Generators in RGGI member states face a regional CO2 budget constraint. When the carbon shadow price exceeds trigger levels, the Cost Containment Reserve (CCR) releases additional allowances in two tiers. A high-penalty slack variable ensures feasibility if emissions exceed the budget plus CCR volumes.

Ancillary services

Ancillary service prices for NYISO are predicted using a machine learning model trained on historical zonal market data. Four products are modeled:

  • 10-minute spinning reserve β€” zonal pricing, discharge only
  • 10-minute non-synchronous reserve β€” zonal pricing, discharge only
  • 30-minute operating reserve β€” zonal pricing, discharge only
  • NYCA regulation β€” system-wide pricing, symmetric (charge and discharge). NYISO pays a single capacity price for regulation regardless of direction.
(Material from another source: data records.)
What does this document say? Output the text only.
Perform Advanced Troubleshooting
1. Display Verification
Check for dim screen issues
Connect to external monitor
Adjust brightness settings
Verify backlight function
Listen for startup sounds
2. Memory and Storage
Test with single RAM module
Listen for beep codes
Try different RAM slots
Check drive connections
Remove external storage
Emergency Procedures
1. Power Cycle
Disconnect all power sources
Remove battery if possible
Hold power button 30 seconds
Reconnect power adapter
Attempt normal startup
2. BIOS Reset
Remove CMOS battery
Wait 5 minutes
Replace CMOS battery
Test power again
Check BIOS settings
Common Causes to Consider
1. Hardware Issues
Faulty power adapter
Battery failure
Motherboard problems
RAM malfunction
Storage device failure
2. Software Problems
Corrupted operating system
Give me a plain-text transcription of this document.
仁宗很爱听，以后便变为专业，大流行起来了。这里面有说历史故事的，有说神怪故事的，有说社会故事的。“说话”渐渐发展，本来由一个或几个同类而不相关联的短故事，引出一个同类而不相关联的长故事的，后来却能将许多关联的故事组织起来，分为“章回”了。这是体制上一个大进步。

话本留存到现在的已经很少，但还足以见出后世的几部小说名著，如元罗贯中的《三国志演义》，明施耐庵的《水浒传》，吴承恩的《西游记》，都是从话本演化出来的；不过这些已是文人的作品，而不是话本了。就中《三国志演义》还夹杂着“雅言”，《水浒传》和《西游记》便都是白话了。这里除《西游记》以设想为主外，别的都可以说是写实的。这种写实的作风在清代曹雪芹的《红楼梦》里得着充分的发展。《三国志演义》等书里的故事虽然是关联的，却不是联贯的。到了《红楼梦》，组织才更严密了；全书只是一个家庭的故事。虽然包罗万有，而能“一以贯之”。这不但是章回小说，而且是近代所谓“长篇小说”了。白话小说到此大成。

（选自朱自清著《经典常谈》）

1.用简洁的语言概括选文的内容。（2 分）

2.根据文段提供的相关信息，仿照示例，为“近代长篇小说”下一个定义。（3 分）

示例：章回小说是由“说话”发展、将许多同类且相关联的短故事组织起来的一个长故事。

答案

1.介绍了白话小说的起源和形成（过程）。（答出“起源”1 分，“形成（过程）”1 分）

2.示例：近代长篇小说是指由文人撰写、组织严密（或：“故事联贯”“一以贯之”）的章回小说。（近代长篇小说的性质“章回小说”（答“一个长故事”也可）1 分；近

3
Predictions are generated from solved PCM outputs and feed directly into the dispatch model for co-optimized battery revenue estimation.

Input Source Link
Historical AS prices (training data) NYISO OASIS NYISO OASIS
AS market product definitions NYISO Ancillary Services Manual NYISO Manual 2

Outputs

Macro databook

Annual system-level metrics compiled from hourly solve outputs:

  • Generation by technology β€” system-wide and per-ISO splits
  • Zonal prices β€” annual average, TB4 and TB2 spreads (top-bottom price volatility)
  • Peak demand β€” summer and winter by zone
  • Emissions β€” total CO2 and carbon price shadow values
  • Capacity prices β€” NYISO ICAP demand curve auction clearing prices by locality

Site-specific databook

Monthly and annual BESS metrics for individual storage assets:

  • Revenue β€” energy arbitrage and ancillary services
  • Cycling β€” charge/discharge cycles and degradation
  • Capacity factors β€” utilization by market product

Capacity prices

NYISO ICAP demand curve-based capacity prices are calculated for four nested localities: NYCA (statewide), G-J Locality, NYC, and Long Island. Prices clear monthly at the intersection of UCAP supply and a downward-sloping demand curve. These feed into the dispatch model’s capacity and ISC revenue calculations.

Input Source Link
Demand curve parameters NYISO 2025-2029 Demand Curve Reset Final Report NYISO DCR
UCAP spot auction results NYISO ICAP Market Reports NYISO ICAP
Capacity Accreditation Factors NYISO iCAF Set 1 NYISO ICAPWG

Dispatch model revenues

The dispatch model produces site-specific revenue forecasts broken down by stream: energy arbitrage, ancillary services (4 NYISO products), capacity market payments, and ISC contract payments. See the Dispatch Model for methodology.